Non-manufacturing PMI, which includes services and construction, contracted for the first time since December 2022, falling to 49.5 from 50.1 in October.
In particular, the services PMI fell below 50 for the first time since September 2024 and recorded the lowest level since December 2023, as the increase from the October holidays faded in November, according to NBS. For decades, China’s policymakers have had two reliable tools to boost growth: revving up its giant industrial machine to boost exports when household spending softens, or unleashing state-backed infrastructure projects to boost momentum.
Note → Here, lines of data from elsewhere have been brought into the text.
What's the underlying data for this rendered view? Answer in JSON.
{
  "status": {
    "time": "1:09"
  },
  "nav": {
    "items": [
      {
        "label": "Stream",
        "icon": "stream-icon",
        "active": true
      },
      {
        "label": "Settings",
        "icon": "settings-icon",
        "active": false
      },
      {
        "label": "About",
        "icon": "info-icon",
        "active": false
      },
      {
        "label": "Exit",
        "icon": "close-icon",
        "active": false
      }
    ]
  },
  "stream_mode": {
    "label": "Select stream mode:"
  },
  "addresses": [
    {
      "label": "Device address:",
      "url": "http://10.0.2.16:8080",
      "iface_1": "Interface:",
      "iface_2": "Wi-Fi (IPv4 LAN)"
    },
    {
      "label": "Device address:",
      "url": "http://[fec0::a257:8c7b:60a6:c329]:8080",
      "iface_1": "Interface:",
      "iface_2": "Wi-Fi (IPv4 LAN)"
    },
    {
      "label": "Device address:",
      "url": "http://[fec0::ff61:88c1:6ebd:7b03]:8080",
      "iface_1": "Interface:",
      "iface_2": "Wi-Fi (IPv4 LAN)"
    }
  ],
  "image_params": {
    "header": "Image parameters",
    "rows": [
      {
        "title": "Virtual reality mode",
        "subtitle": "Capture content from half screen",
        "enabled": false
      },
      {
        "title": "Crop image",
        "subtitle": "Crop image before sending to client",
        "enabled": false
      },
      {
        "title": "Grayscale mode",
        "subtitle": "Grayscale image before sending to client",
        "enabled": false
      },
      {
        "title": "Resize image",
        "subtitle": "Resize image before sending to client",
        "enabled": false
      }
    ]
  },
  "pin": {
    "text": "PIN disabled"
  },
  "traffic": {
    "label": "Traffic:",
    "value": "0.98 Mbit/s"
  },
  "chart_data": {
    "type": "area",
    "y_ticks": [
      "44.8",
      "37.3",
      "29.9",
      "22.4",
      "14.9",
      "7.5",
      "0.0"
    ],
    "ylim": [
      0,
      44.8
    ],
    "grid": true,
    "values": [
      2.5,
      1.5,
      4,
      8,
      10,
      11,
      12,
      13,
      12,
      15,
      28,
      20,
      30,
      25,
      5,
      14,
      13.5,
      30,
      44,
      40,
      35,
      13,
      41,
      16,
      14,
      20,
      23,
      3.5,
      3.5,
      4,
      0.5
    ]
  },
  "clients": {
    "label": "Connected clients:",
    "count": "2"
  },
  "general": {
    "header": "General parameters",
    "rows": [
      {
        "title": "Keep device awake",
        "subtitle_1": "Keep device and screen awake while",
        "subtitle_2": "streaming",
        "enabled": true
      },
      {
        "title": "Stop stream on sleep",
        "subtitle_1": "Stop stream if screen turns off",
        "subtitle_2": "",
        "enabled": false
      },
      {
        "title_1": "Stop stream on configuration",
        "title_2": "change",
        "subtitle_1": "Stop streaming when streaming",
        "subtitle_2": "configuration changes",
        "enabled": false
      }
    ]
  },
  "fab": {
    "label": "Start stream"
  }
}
But with a global slowdown, a protracted property crisis and local governments straining under their debts, authorities are struggling to restart activities and there is a renewed focus on the need for economic reform.
Growth in the world’s second-largest economy slowed to its weakest pace in a year in the third quarter, underlining its vulnerability to the impact of slowing external demand.
Policymakers recognize that reforms are needed to correct long-standing supply-demand imbalances, increase household spending and address heavy local government debt that prevents many provinces, some with economies the size of countries, from standing on their own feet.
Even so, they recognize that such structural changes would be painful and carry political risks at a time when US President Donald Trump’s trade war is putting additional pressure on the economy.
China unveiled a new plan to boost consumption on Wednesday, focusing on improving consumer goods in rural areas and sectors such as “pets, anime and fashionable toys.”
Analysts surveyed by Reuters predict that the private sector RatingDog PMI will be at 50.5, down slightly from 50.6 a month ago.